The article looks real enough upon first glance. Like someone scanned it out of a real magazine. Speaking of that, it’s often attributed to Good Housekeeping. However, if you look closely at the top it was supposedly published by Housekeeping Monthly on May 13, 1955.

I say “supposedly” because after doing some snooping using Snopes, this article may be a fake. Snopes’s jury is still out on that, but they do know the picture accompanying it never appeared with any real article. It was taken from a 1957 cover of another magazine.

But the text may be based on a passage from a home ec textbook circa that era.
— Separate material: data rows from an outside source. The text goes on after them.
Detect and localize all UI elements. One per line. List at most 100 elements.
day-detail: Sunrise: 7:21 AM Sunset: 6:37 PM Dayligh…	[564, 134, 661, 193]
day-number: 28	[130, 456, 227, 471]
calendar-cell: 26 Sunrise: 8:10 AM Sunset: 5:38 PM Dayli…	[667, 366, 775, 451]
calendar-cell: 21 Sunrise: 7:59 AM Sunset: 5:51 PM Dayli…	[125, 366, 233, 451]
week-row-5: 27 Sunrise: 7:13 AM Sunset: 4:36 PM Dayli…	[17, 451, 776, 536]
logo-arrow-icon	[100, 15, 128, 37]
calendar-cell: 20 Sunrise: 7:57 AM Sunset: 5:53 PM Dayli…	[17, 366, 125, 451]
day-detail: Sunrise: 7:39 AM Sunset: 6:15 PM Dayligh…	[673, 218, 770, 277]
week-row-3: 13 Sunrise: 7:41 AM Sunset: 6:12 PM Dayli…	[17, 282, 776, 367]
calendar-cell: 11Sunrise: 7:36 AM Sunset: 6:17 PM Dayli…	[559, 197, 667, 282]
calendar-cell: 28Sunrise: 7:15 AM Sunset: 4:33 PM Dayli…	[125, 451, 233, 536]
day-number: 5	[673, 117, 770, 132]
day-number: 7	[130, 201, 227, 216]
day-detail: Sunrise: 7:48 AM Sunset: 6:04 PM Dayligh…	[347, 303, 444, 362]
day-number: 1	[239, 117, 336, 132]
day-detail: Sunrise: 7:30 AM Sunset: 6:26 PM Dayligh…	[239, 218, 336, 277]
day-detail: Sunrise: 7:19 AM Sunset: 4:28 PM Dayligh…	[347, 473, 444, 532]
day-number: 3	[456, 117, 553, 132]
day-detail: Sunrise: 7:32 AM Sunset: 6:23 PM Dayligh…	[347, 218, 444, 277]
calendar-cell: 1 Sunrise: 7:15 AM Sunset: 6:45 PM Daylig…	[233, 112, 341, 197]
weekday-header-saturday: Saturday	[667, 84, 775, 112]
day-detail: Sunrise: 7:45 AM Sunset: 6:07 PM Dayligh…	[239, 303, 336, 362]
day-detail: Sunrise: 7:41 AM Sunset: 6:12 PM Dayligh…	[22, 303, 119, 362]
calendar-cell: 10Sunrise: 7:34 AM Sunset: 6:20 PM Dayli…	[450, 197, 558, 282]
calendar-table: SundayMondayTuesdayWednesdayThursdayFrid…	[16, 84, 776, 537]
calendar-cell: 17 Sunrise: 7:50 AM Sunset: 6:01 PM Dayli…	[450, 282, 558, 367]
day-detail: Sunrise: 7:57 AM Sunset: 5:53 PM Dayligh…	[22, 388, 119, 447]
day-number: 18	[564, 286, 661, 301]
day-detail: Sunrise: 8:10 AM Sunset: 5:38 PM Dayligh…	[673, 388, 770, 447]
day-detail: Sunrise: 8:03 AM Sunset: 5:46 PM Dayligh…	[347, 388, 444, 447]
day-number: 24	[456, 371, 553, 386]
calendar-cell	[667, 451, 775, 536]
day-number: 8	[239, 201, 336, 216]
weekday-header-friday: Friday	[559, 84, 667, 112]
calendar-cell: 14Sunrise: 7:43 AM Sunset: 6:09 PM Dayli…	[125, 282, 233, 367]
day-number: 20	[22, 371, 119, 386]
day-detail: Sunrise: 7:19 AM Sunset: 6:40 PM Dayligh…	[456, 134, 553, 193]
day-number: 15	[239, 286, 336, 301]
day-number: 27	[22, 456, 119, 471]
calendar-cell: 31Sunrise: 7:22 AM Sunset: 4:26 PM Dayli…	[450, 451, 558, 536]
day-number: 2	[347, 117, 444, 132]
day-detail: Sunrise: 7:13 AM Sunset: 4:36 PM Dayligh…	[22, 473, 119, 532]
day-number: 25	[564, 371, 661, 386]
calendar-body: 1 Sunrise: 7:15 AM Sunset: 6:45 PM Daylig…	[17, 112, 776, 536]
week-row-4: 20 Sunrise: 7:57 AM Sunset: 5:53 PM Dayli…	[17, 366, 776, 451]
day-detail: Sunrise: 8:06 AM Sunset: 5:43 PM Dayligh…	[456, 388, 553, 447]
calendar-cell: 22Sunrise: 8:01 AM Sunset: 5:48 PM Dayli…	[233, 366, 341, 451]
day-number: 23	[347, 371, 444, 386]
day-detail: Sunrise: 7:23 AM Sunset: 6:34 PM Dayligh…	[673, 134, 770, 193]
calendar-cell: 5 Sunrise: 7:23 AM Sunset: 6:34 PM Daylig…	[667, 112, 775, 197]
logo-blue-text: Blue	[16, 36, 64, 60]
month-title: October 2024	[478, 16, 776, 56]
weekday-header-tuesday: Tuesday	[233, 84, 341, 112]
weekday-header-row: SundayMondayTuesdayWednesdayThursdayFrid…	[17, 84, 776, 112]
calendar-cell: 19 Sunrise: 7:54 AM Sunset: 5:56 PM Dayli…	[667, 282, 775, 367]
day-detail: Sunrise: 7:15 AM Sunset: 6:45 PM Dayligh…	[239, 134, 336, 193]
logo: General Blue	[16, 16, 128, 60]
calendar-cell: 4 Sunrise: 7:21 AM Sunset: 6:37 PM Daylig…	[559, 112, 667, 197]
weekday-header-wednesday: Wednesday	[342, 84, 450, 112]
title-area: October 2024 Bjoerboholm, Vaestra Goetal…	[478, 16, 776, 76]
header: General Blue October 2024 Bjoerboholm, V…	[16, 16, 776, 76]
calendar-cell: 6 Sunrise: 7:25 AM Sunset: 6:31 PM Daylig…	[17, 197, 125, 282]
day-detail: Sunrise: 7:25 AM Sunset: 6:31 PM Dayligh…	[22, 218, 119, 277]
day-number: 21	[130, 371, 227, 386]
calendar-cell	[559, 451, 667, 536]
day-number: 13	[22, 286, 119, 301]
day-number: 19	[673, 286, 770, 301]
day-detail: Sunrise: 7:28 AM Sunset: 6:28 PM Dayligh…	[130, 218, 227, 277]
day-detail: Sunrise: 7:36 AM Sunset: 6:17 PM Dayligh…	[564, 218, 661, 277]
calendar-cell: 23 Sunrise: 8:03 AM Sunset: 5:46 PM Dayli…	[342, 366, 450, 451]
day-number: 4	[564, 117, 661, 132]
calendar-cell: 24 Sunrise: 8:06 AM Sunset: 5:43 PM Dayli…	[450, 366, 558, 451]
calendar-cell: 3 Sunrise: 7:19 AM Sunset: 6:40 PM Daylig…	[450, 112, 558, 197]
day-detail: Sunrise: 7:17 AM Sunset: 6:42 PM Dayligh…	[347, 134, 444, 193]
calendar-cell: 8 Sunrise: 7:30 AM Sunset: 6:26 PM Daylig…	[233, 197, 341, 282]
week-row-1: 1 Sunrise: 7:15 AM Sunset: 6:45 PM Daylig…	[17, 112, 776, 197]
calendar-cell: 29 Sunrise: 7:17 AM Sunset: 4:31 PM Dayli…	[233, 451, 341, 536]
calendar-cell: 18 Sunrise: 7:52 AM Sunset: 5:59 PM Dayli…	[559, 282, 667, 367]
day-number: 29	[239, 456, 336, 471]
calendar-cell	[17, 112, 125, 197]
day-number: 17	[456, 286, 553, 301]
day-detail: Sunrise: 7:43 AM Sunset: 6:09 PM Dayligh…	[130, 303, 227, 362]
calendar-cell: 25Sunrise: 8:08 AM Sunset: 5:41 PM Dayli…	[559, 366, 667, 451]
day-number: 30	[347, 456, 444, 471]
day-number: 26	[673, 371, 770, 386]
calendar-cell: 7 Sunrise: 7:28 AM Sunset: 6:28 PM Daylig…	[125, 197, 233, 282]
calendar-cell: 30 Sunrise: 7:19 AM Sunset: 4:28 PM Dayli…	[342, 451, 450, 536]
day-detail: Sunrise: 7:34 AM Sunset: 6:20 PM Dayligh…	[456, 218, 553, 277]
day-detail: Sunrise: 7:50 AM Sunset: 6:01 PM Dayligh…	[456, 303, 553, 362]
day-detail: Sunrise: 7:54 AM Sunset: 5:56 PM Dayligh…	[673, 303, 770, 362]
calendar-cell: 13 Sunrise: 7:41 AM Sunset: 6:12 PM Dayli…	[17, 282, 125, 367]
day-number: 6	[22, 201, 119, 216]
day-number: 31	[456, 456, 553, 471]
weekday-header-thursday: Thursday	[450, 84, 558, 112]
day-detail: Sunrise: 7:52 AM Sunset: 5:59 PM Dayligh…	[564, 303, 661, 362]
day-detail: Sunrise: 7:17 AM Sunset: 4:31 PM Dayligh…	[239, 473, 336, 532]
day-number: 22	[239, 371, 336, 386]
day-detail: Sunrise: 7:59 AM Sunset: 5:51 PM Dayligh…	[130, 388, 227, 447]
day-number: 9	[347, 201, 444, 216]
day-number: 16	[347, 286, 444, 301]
One that hasn’t turned up yet. (Snopes hasn’t found one with this specific list, but they’ve found some with similar themes. That’s why they’re not ruling out it may have come from a yet unrevealed textbook and why they’ve labeled the truth status of this article “undertermined.”)

One thing they do admit is real is the “attitude” conveyed in the article -–to an extent. (I liked their term for it: the “joy through subservience era.”)

If a woman chose to marry, then she chose for her place to be in the home tending to hearth and kidlets. Her work was viewed as important, just not as important as her bread-winning husband’s. That’s how it was. Everyone accepted it.

Times are different now –or are they? What attitudes do we currently hold that might seem laughable come 50 years from now? I can think of a few, What about you?